Recommendations include a supply side regulator, whose job will be to:
assist provinces in issuing licenses for hospitals;
assist with a process and a platform for price setting for doctors;
conduct or contract out research looking at cost-effective healthcare interventions, including technology; and
facilitate access to reliable information on quality of health and health outcomes measurement.
To increase competition on the funder’s side, and to improve transparency for the consumer, the recommendations include that all medical schemes offer one comparable insurance package. In addition, government should introduce a mechanism to equalise risk between medical schemes so that they compete on the merits – not on risk or age selection.
The recommendations have implications for the South African governments plan to introduce a National Health Insurance in a bid to level out the playing field between the public and private health care sectors. The plan is that the National Health Insurance will operate as a funding mechanism to move South Africa closer to universal health coverage.

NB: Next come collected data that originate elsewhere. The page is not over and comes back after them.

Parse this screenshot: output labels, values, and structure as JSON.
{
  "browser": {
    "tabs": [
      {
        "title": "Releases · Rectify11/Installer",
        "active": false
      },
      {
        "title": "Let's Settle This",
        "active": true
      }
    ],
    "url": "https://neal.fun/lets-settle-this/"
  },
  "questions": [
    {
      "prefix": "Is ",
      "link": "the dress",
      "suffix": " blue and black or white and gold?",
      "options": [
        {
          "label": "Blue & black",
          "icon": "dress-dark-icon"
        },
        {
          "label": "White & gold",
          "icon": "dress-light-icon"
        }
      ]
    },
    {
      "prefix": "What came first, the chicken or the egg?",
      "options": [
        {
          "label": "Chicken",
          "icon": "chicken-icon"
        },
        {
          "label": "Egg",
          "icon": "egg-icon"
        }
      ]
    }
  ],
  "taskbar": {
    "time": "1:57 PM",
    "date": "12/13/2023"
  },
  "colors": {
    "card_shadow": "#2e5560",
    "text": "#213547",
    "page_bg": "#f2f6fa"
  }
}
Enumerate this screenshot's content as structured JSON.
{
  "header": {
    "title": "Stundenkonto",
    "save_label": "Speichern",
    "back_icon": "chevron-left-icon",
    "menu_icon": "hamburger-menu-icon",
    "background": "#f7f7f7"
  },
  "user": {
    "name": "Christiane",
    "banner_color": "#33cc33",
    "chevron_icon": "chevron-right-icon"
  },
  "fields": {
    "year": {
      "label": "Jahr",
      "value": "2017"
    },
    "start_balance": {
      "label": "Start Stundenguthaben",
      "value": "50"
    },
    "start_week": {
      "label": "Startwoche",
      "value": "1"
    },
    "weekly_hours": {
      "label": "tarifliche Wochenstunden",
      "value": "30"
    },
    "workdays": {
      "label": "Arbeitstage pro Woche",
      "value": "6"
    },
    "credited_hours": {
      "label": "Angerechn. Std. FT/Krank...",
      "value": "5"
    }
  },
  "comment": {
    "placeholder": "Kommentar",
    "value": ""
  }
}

Implementing the recommendations set out in the inquiry report is an essential step towards creating an environment where the purchaser – the National Health Insurance fund – will purchase from a private healthcare market that is competitive with lower costs and prices, and more value for money for consumers.
The National Health Insurance bill talks about strategic purchasing or value based purchasing which refers to using the capacity in the private sector to relieve the public sector. This aligns with the health market inquiry recommendations.
But it needs an independent supply side regulator to enable competitive price setting and coding mechanisms. Codes form the basis on which prices are determined – which is necessary for the National Health Insurance fund to reimburse providers. Value based purchasing also requires implementation of performance and outcomes reporting and monitoring.
Dr Lungiswa Nkonki was a panel member of the Health Market Inquiry.